General information
- Type: Military aircraft
- National origin: United Kingdom
- Manufacturer: Grahame-White Aviation
- Designer: J.D. North
- Status: Abandoned
- Primary user: None
- Number built: 1

History
- First flight: 1913

= Grahame-White Type VI =

The Grahame-White Type VI was an early British military aircraft manufactured by the Grahame-White Aviation Company. Only one was built but after an abortive flight development was abandoned.

==Design and development==
Designed by J.D. North, the Grahame-White Type VI was a pusher configuration unequal-span biplane.
The tail surfaces were carried on three steel tube booms, with the single upper boom passing through the propeller shaft and the lower pair to the rear of the undercarriage. The propeller was driven by a large-diameter tubular driveshaft and a duplex chain, the propeller being mounted at the top of the rear of the nacelle. There were no centre-section cabane struts, the upper wing being supported solely by the interplane struts. The engine was mounted at the front of the rectangular section nacelle behind a specially made curved radiator, with two crew members seated either side and the pilot seated behind them.

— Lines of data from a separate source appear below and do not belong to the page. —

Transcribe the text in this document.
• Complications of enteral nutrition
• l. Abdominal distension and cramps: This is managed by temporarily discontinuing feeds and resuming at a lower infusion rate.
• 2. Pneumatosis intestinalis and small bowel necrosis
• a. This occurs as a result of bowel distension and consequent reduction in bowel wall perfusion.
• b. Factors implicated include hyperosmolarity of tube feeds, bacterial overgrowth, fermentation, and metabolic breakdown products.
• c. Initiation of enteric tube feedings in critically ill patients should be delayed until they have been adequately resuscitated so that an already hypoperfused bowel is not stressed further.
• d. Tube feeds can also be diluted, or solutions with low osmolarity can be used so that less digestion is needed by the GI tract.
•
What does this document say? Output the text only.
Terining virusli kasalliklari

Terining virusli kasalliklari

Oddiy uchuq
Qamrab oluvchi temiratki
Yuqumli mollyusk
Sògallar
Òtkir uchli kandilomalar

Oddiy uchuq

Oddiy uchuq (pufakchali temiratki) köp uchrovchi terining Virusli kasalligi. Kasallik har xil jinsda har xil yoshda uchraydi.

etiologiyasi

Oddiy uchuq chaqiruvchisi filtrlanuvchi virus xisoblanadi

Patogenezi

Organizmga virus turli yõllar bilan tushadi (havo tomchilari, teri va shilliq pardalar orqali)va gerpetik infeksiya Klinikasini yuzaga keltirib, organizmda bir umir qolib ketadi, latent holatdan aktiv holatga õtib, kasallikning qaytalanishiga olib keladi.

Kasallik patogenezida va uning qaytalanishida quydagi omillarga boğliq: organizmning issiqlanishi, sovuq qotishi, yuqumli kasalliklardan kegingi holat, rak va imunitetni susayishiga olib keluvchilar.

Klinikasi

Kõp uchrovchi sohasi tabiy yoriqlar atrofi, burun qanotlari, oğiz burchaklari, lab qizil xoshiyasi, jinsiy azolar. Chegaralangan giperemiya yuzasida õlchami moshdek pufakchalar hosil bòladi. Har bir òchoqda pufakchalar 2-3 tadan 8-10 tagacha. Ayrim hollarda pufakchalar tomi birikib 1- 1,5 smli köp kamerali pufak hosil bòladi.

The control wires for the tail surfaces were carried inside the upper boom, an arrangement credited to Horatio Barber, for whose Aeronautical Syndicate Ltd North had worked. The aircraft was armed with a Colt .30-calibre machine gun on a flexible mounting at the front of the nacelle.

While it was originally intended to be powered by a 120 hp Austro-Daimler 6 cylinder inline, it was shown at the 1913 Olympia Aero Exhibition fitted temporarily with a 90 hp Austro-Daimler instead.

Only one attempt was made to fly the Type VI. The underpowered aircraft only just managed to clear the hedge at the boundary of the airfield, and made a forced landing in the next field. North went on to design a broadly similar aircraft with a more conventional four-boom mounting for the tail surfaces, the Grahame-White Type XI.